Lettera ad una professoressa. Rilettura per il tempo di un oggi qualunque.

di M. Gloria Calì, Angela Caruso, Anna-chiara Monardo, Raffaella Corsi

 “Lettera ad una professoressa”, come tutti sanno, nasce da una scrittura collettiva, e già questo è un atto di grande forza pedagogica. Pedagogia per giovani e adult*, docenti e cittadin*. Noi, oggi, quattro professoresse della scuola media di quattro parti diverse d'Italia, a 100 anni dalla nascita di Don Milani, pratichiamo la stessa scrittura collettiva, per tenere aperta la riflessione sul modo di fare scuola, e su come bisogna essere, per fare scuola. 

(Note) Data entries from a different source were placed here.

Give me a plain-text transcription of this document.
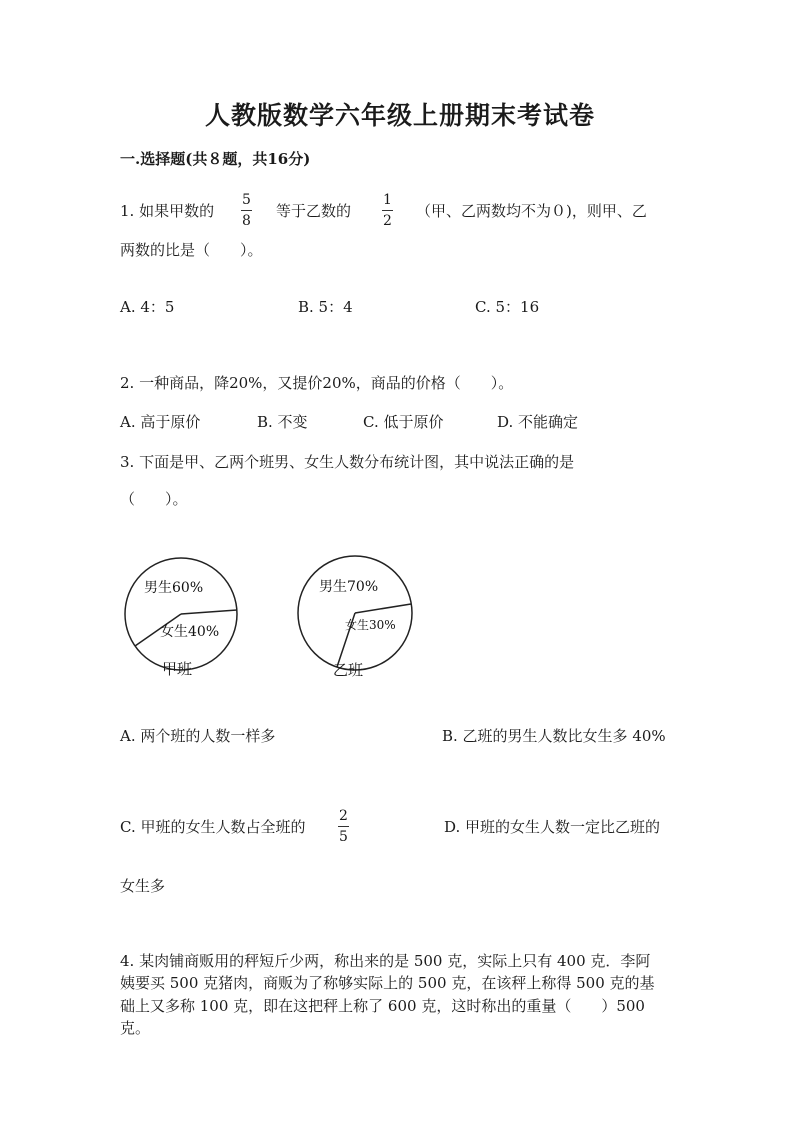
人教版数学六年级上册期末考试卷
一.选择题(共８题，共16分)
1. 如果甲数的
5
8
等于乙数的
1
2
（甲、乙两数均不为０)，则甲、乙
两数的比是（　　）。
A. 4：5	B. 5：4	C. 5：16
2. 一种商品，降20%，又提价20%，商品的价格（　　）。
A. 高于原价	B. 不变	C. 低于原价	D. 不能确定
3. 下面是甲、乙两个班男、女生人数分布统计图，其中说法正确的是
（　　）。
男生60%
女生40%
甲班
男生70%
女生30%
乙班
A. 两个班的人数一样多	B. 乙班的男生人数比女生多 40%
C. 甲班的女生人数占全班的
2
5
D. 甲班的女生人数一定比乙班的
女生多
4. 某肉铺商贩用的秤短斤少两，称出来的是 500 克，实际上只有 400 克．李阿
姨要买 500 克猪肉，商贩为了称够实际上的 500 克，在该秤上称得 500 克的基
础上又多称 100 克，即在这把秤上称了 600 克，这时称出的重量（　　）500
克。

La scrittura nasce da una “bocciatura”, pratica scolastica sempre molto diffusa e gradita ad insegnanti che, dopo che non hanno insegnato, pretendono che gli alunni e le alunne imparino; e non lo fanno, vengono “bocciati/e”, “respinti/e”, diventano “ripetenti”. Già le parole sono pietre, scagliate addosso a quei/quelle minori che la scuola pubblica dovrebbe includere, costruendo in loro il gusto dell’essere cittadini/e. Una certa parte di loro ripete l’anno scolastico “per le assenze”…e meno male che c’è quest’alibi, così l’insegnante si autoassolve, dopo un paio di telefonate alla “famiglia” che cadono nel vuoto della totale sfiducia nella scuola e nell’istituzione pubblica, sfiducia che, è bene dirlo con chiarezza, accomuna docenti e genitori. Se gli/le insegnanti credessero in quello che fanno, farebbero una scuola inter-essante, cioè che sta dentro la personalità e i bisogni di alunni e alunne; nessuno si perderebbe l’opportunità di andare a scuola, perché i pomeriggi a bighellonare sono tutti uguali, mentre la scuola è unica: se si perde quella, non ce ne sarà un’altra. Di questa insostituibile funzione culturale e sociale dovrebbe essere convinta per prima la professoressa; anziché compiacersi di Pierino del dottore, che “scrive bene”, è specchio in cui si riflette il volto piccato dell’adulto/a che esercita la sua supremazia, bisogna partire dallo sguardo di Sandro, che “i professori l’avevano giudicato un cretino. Volevano che ripetesse la prima per la terza volta” o da quello di Gianni, che "I professori l’avevano sentenziato un delinquente. E non avevano tutti i torti, ma non è un motivo per levarselo di torno.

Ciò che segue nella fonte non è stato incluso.